Dinara Mukhtarova
A Shiny app that takes as input a phrase (multiple words), one clicks submit, and it predicts the next word. I used English texts from blogs, news and Twitter to compute n-gram frequencies. Based on those frequencies I find the most likely end of a phrase.
The algorithm I'm using is called Stupid Backoff. This algorithm assigns a score to every candidate word as follows:
\[ S(w_i|w^{i-1}_{i-k+1}) = \begin{cases} \frac{freq(w^i_{i-k+1})}{freq(w^{i-1}_{i-k+1})} & \quad \text{if } freq(w^i_{i-k+1}) > 0\\ \alpha S(w_i|w^{i-1}_{i-k+2}) & \quad \text{otherwise}\\ \end{cases} \]
Here, we're using \( \alpha = 0.4 \).
Stupid Backoff is inexpensive to calculate in a distributed environment while having a high quality for large amounts of data.
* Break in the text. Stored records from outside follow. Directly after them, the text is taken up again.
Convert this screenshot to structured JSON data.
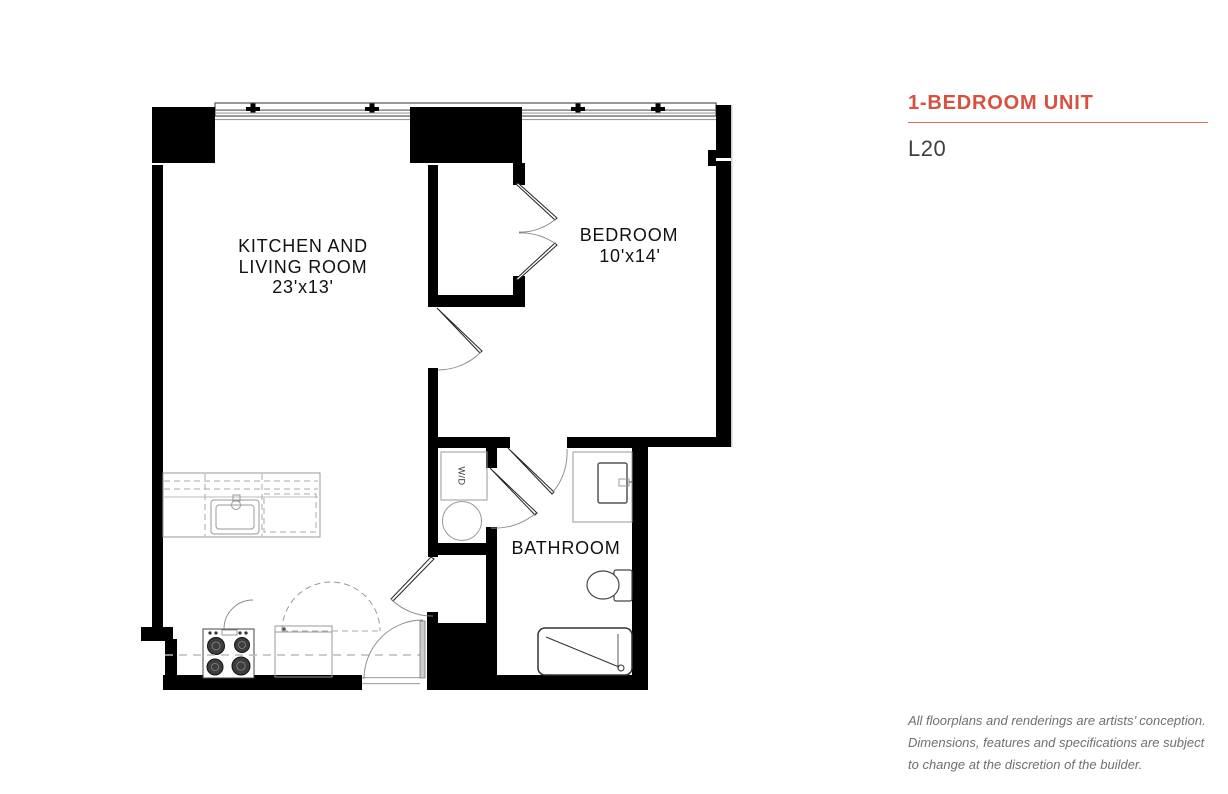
{
  "panel": {
    "title": "1-BEDROOM UNIT",
    "unit_label": "L20",
    "disclaimer": "All floorplans and renderings are artists’ conception. Dimensions, features and specifications are subject to change at the discretion of the builder."
  },
  "floorplan": {
    "kitchen_living": {
      "name_line1": "KITCHEN AND",
      "name_line2": "LIVING ROOM",
      "dimensions": "23'x13'"
    },
    "bedroom": {
      "name": "BEDROOM",
      "dimensions": "10'x14'"
    },
    "bathroom": {
      "name": "BATHROOM"
    },
    "washer_dryer": {
      "abbr": "W/D"
    }
  },
  "colors": {
    "accent": "#D8503F",
    "accent_rule": "#DC6A57",
    "wall": "#000000",
    "room_label": "#111111",
    "unit_text": "#3F3F3F",
    "disclaimer_text": "#6F6F6F",
    "background": "#FFFFFF"
  }
}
If a user inputs a phrase that has no matches in the database then the app returns word “and” (since that phrase is possibly a name of something). If he/she enters an empty string (or a string that has no words in it) than the app returns word “the” (since it is the most popular word in English and fits good for a beginning of a phrase).